A juíza Maria Isabel do Prado, da Justiça Federal de São Paulo, condenou Paulo Vieira de Souza, conhecido como Paulo Preto, a 27 anos de prisão, sendo que sete terão que ser cumpridos em regime fechado. Ele é apontado pelas investigações como operador para esquemas de corrupção do PSDB.

 

Paulo Preto foi condenado pela formação de um cartel de empreiteiras para a construção do Rodoanel. Ele já havia sido preso no último dia 19, na 60ª fase da Lava Jato , que apura esquema de lavagem de dinheiro envolvendo o ex-diretor da estatal paulista de infraestrutura rodoviária.

 

De acordo com as investigações, o ex-diretor da Dersa foi escalado pelo setor de Operações Estruturadas da Odebrecht – o chamado 'setor da propina' – para atuar na operação de lavagem de dinheiro da empreiteira entre os anos de 2010 e 2011. Essa relação se deu após indicação do doleiro Adir Assad, cujos depoimentos em delação premiada foram um dos principais fatores que levaram à deflagração da nova fase da Lava Jato.

 

Segundo Assad, o nome de Paulo Preto foi recomendado à Odebrecht porque ele possuía grande quantidade de dinheiro em espécie: cerca de R$ 110 milhões.

 

"Esse dinheiro estava acondicionado em dois endereços: uma residência em São Paulo e um apartamento que, segundo revelado por Adir Assad, era o local onde Paulo preto tinha um bunker para guardar propinas", explicou o procurador Roberson Pozzobon. "Não nos remete aqui ao bunker da família Geddel, que escandalizou a população brasileira.
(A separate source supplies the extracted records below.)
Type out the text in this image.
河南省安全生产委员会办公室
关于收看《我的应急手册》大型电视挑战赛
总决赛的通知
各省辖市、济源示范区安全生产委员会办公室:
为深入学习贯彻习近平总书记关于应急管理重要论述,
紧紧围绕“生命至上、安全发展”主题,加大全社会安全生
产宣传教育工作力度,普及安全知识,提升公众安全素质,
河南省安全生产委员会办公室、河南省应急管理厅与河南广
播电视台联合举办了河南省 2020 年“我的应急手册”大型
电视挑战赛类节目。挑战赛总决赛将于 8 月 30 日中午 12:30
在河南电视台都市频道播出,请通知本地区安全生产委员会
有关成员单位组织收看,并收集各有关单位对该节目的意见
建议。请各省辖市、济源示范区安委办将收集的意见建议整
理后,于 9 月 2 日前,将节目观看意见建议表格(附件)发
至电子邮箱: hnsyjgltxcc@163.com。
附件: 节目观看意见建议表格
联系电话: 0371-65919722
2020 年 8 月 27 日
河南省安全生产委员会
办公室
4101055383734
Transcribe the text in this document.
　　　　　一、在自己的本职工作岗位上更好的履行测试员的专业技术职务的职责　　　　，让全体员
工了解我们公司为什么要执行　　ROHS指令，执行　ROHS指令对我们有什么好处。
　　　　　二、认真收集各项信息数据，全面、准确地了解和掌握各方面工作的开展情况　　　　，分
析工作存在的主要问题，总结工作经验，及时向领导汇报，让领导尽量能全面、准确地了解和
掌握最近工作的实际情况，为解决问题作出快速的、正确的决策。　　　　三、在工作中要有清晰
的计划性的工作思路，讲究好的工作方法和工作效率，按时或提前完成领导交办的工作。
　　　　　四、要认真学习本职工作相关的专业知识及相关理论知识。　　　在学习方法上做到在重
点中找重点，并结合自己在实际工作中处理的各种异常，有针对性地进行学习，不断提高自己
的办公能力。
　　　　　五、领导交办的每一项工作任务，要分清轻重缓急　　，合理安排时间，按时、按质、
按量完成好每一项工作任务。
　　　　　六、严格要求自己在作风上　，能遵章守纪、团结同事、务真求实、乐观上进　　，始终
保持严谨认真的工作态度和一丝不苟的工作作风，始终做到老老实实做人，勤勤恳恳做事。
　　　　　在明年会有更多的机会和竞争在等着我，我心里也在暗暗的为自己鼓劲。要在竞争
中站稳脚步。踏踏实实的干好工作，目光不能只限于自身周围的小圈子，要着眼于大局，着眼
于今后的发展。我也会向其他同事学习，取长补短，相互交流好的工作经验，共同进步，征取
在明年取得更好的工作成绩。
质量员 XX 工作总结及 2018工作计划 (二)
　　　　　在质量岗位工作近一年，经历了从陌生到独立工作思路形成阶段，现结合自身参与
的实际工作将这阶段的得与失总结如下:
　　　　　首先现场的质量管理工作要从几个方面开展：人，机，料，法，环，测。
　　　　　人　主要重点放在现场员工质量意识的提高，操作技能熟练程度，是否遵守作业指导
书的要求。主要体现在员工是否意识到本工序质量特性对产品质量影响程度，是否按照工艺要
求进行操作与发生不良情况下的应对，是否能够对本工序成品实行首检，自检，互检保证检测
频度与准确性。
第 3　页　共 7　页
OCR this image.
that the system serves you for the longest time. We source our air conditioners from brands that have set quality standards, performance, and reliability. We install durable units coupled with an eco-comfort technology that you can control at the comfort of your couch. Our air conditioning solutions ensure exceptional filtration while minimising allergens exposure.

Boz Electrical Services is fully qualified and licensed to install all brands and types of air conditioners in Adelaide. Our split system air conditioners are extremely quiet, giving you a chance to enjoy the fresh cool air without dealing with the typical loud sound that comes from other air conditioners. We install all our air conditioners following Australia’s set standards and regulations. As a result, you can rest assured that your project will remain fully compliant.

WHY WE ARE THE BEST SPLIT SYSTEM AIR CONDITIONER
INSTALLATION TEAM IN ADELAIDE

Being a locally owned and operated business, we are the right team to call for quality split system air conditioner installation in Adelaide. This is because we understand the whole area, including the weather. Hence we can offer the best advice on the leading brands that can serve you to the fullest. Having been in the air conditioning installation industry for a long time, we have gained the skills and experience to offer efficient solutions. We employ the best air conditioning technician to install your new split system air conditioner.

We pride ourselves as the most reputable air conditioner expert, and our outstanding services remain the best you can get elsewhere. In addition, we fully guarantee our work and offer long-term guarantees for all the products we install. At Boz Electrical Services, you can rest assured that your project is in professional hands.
Mas, se nós formos levar em consideração, talvez o bunker de Paulo Preto tivesse o dobro do dinheiro do bunker do Geddel", completou.

 

Gilmar Mendes quer informações sobre a prisão de Paulo Preto

O ministro do Supremo Tribunal Federal (STF) Gilmar Mendes pediu nesta quinta-feira (28) informações à Justiça Federal em Curitiba sobre a prisão do ex-diretor da Dersa (Desenvolvimento Rodoviário S/A) Paulo Vieira de Souza, conhecido como Paulo Preto.

 

No início da semana, Paulo Preto enviou ao STF uma reclamação – instrumento jurídico que visa preservar a competência da Corte mais alta do País e garantir a autoridade de suas decisões – ao ministro Gilmar Mendes sobre sua prisão, ocorrida na semana passada, durante a 60ª fase da Operação Lava Jato.

 

O ministro solicitou as informações para embasar a decisão que deverá tomar no pedido feito pela defesa do ex-diretor da Dersa ao STF. Após receber a manifestação da 13ª Vara Federal em Curitiba, que foi responsável pela prisão, o ministro decidirá a questão. O prazo para o envio das informações é de cinco dias.

 

Para levar o caso do suposto operador do PSDB a Curitiba, os procuradores da Lava Jato mencionaram elo entre sua atividade e o pagamento de propina a diretores e gerentes da Petrobras. Segundo as investigações, Paulo Preto ajudou o setor de Operações Estruturadas da Odebrecht (o chamado 'setor de propinas') a realizar os pagamentos aos agentes públicos.